- /* Instead of the traditional loop which tests each character,
- we will test a longword at a time. The tricky part is testing
- if *any of the four* bytes in the longword in question are zero.
-
- We first use an xor to convert target bytes into a NUL byte,
- since the test for a zero byte is more efficient. For all byte
- values except 0x00 and 0x80, subtracting 1 from the byte will
- leave the most significant bit unchanged. So detecting 0 is
- simply a matter of subtracting from all bytes in parallel, and
- checking for a most significant bit that changed to 1. */
-
- while (n >= sizeof longword1)
+ /* Instead of the traditional loop which tests each byte, we will test a
+ longword at a time. The tricky part is testing if *any of the four*
+ bytes in the longword in question are equal to c1 or c2. We first use
+ an xor with repeated_c1 and repeated_c2, respectively. This reduces
+ the task to testing whether *any of the four* bytes in longword1 or
+ longword2 is zero.
+
+ Let's consider longword1. We compute tmp1 =
+ ((longword1 - repeated_one) & ~longword1) & (repeated_one << 7).
+ That is, we perform the following operations:
+ 1. Subtract repeated_one.
+ 2. & ~longword1.
+ 3. & a mask consisting of 0x80 in every byte.
+ Consider what happens in each byte:
+ - If a byte of longword1 is zero, step 1 and 2 transform it into 0xff,
+ and step 3 transforms it into 0x80. A carry can also be propagated
+ to more significant bytes.
+ - If a byte of longword1 is nonzero, let its lowest 1 bit be at
+ position k (0 <= k <= 7); so the lowest k bits are 0. After step 1,
+ the byte ends in a single bit of value 0 and k bits of value 1.

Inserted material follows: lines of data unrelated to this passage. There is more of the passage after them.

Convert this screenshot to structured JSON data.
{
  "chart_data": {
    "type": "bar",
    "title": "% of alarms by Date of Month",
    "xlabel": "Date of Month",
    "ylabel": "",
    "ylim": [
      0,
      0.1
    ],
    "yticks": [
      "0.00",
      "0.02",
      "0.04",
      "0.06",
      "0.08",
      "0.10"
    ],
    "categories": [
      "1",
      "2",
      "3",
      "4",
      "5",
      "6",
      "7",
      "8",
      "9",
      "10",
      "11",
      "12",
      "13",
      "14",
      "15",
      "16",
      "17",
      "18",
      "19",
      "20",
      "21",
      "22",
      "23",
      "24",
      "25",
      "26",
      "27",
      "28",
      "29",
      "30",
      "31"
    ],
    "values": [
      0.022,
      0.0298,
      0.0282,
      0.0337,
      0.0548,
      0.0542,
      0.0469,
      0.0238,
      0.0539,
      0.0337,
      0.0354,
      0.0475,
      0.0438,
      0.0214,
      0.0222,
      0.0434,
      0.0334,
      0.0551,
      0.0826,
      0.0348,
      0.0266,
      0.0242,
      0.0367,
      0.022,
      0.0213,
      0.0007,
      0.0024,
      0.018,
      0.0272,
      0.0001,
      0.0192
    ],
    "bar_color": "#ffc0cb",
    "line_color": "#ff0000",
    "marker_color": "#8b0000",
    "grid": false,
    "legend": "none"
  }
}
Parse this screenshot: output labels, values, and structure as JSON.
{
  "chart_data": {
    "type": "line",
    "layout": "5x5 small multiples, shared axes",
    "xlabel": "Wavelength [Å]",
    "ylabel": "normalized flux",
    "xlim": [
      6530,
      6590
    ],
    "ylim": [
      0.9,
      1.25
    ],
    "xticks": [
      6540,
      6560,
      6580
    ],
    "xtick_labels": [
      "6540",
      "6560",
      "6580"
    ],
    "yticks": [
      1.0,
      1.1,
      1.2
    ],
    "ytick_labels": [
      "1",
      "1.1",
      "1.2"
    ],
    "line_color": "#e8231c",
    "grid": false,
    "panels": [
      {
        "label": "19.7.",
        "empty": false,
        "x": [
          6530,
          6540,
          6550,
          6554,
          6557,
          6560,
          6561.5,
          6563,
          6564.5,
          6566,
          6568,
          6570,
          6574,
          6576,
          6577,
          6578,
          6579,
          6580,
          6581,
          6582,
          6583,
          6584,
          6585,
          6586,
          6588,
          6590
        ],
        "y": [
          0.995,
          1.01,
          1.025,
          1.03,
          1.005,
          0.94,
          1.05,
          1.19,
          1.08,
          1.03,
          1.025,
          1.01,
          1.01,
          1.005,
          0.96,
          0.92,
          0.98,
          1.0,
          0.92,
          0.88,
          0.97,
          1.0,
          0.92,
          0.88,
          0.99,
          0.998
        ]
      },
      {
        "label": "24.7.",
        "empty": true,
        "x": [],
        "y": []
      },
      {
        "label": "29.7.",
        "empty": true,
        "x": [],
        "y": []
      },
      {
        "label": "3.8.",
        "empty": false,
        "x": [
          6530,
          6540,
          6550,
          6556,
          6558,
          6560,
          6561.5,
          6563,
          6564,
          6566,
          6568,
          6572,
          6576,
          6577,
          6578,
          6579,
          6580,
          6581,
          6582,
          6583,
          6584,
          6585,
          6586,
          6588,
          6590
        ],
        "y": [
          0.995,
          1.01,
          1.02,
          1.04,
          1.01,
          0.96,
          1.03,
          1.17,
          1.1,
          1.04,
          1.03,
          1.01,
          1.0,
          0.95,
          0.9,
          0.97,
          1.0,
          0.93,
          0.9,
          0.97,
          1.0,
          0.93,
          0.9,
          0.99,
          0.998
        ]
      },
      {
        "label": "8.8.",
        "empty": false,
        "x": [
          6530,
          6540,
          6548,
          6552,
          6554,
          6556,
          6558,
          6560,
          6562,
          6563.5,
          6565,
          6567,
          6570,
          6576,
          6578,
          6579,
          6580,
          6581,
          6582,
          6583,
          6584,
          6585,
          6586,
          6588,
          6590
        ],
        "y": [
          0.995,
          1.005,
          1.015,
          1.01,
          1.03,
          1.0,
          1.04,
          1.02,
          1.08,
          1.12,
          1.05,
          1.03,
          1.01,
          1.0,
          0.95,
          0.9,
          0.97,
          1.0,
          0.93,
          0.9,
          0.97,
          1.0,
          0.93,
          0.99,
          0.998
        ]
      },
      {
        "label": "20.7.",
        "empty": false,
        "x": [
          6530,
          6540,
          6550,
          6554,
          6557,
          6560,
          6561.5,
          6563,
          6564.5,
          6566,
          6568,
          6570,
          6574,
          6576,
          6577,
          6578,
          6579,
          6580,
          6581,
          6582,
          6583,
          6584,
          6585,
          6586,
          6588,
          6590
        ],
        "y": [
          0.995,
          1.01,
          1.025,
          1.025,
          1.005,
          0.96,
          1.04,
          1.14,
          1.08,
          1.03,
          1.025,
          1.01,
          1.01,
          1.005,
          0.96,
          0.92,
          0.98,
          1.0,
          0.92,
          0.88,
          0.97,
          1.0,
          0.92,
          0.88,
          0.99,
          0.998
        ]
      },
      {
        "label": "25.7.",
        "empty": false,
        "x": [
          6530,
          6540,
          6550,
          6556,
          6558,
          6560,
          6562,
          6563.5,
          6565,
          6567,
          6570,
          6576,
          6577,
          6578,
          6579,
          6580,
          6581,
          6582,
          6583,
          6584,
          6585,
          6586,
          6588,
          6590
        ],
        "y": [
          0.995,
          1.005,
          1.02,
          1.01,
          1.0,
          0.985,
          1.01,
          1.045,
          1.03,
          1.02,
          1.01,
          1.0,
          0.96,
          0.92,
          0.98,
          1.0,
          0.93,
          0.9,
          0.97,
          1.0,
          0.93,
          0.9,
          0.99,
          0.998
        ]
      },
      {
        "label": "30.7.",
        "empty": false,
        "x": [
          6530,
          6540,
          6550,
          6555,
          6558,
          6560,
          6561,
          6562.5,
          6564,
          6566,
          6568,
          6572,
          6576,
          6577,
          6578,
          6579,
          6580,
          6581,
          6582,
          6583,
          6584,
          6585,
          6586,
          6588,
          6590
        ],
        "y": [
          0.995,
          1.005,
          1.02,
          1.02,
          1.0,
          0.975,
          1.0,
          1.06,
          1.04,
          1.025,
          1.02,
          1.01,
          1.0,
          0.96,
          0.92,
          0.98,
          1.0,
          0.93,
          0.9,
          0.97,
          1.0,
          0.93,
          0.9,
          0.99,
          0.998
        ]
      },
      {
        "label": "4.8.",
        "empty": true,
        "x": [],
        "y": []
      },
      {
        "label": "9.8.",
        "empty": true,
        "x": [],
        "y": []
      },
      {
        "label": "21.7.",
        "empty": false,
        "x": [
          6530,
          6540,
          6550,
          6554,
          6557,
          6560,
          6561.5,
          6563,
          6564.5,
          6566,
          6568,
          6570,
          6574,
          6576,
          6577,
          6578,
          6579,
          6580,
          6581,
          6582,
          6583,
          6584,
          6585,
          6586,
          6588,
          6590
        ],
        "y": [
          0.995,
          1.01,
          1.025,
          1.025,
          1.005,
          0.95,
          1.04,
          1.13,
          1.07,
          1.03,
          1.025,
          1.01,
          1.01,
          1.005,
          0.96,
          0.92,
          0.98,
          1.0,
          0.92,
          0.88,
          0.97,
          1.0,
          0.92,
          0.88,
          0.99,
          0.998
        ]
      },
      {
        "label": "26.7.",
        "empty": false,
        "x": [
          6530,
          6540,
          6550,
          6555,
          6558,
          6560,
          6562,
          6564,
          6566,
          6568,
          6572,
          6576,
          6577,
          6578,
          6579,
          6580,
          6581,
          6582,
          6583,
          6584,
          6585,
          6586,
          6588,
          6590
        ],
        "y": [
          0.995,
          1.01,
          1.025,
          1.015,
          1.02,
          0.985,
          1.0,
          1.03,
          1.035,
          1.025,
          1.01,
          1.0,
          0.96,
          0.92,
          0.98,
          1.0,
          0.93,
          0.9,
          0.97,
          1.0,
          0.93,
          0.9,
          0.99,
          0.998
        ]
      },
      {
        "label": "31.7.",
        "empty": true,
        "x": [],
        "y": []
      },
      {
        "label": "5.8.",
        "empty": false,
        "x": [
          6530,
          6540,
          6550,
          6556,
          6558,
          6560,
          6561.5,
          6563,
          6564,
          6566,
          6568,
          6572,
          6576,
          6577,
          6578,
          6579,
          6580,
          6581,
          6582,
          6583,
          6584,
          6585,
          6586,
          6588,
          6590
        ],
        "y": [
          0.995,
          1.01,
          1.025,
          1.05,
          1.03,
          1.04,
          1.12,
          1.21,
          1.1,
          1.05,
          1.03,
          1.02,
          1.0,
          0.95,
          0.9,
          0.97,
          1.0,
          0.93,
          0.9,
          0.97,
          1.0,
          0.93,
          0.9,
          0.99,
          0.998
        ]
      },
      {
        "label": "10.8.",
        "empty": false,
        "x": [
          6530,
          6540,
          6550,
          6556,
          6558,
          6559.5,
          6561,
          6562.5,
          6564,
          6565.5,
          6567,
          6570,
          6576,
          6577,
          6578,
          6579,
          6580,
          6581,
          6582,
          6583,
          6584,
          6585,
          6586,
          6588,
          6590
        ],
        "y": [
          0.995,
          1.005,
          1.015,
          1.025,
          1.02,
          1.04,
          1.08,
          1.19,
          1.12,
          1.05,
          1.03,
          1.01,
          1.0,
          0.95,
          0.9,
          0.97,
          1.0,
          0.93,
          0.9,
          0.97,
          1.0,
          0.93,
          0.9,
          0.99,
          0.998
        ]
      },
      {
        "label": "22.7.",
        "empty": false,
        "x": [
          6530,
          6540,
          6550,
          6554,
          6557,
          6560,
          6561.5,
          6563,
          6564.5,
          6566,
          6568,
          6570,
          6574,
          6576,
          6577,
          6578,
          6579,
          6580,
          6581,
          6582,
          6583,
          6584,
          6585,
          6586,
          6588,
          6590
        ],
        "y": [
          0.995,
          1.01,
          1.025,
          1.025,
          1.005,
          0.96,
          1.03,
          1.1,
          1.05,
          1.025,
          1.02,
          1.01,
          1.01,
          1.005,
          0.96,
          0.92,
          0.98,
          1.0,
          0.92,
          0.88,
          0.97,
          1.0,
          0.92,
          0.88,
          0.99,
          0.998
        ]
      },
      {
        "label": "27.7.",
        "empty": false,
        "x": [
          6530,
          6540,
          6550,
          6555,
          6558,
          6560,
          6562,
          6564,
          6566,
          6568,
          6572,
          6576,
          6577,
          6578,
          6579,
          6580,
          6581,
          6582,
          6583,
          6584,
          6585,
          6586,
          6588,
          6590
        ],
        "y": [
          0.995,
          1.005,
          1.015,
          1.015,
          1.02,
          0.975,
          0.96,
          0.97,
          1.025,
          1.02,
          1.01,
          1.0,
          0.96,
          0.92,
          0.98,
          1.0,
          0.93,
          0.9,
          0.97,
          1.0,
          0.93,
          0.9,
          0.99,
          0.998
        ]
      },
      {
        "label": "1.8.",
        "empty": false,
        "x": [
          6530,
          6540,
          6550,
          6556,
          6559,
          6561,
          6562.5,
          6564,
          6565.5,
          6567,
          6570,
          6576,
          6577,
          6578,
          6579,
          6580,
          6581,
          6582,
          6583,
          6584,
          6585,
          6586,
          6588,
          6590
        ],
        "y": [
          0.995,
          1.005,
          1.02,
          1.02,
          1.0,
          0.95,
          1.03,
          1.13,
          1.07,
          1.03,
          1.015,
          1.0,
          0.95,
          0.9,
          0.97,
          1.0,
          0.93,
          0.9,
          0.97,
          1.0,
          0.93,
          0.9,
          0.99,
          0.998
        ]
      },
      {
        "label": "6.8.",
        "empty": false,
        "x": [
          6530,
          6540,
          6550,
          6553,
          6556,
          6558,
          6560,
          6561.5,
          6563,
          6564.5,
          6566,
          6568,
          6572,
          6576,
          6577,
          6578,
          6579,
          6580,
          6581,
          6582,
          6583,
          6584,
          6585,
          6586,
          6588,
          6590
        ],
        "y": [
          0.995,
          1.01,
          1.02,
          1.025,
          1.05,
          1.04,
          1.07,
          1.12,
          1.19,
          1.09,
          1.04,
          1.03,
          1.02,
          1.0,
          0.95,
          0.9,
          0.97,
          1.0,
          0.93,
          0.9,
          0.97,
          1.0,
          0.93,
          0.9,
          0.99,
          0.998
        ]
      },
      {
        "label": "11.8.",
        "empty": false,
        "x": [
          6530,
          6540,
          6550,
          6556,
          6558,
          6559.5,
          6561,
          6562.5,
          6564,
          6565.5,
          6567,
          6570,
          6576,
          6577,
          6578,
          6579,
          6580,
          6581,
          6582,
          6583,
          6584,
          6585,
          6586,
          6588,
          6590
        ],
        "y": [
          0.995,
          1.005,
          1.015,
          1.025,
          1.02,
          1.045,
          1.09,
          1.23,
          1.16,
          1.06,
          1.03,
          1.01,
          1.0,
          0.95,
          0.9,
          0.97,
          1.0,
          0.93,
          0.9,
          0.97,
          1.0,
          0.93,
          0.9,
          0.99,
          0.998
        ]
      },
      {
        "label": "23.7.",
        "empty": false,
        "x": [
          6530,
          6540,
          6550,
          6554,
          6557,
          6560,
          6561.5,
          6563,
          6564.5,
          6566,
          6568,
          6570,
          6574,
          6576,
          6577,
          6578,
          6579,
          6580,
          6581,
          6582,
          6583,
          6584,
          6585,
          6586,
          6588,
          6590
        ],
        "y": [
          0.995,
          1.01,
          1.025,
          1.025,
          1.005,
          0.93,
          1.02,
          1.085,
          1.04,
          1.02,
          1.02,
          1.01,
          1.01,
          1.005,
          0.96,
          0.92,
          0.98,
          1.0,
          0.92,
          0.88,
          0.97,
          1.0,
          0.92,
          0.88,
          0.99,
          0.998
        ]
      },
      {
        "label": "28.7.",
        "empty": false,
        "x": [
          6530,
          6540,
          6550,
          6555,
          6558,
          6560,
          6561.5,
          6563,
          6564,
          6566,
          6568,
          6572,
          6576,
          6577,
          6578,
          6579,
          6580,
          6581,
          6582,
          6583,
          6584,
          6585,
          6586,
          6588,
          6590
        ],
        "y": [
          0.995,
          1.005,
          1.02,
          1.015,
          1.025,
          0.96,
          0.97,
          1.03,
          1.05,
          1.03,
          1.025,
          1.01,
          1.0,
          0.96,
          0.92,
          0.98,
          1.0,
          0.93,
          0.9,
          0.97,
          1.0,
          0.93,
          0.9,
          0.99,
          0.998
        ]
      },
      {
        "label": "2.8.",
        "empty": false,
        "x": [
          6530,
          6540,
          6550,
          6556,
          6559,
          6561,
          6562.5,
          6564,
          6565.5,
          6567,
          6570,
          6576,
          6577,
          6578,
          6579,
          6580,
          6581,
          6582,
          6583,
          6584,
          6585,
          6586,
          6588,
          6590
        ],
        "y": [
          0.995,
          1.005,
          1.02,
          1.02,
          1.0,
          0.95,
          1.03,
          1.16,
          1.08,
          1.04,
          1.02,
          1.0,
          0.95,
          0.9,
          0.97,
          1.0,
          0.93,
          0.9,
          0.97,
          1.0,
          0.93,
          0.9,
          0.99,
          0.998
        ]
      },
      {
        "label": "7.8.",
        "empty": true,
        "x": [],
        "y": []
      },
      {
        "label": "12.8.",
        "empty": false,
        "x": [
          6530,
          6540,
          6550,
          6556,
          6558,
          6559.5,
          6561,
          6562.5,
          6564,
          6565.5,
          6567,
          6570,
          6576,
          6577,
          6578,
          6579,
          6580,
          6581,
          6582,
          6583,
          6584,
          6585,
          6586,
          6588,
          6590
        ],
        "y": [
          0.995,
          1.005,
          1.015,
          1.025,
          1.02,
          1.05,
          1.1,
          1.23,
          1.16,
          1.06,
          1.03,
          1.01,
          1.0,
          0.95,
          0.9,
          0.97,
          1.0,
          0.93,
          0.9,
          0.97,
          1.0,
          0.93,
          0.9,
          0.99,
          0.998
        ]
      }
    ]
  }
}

+ After step 2, the result is just k bits of value 1: 2^k - 1. After
+ step 3, the result is 0. And no carry is produced.
+ So, if longword1 has only non-zero bytes, tmp1 is zero.
+ Whereas if longword1 has a zero byte, call j the position of the least
+ significant zero byte. Then the result has a zero at positions 0, ...,
+ j-1 and a 0x80 at position j. We cannot predict the result at the more
+ significant bytes (positions j+1..3), but it does not matter since we
+ already have a non-zero bit at position 8*j+7.
+
+ Similary, we compute tmp2 =
+ ((longword2 - repeated_one) & ~longword2) & (repeated_one << 7).
+
+ The test whether any byte in longword1 or longword2 is zero is equivalent
+ to testing whether tmp1 is nonzero or tmp2 is nonzero. We can combine
+ this into a single test, whether (tmp1 | tmp2) is nonzero. */
+
+ while (n >= sizeof (longword))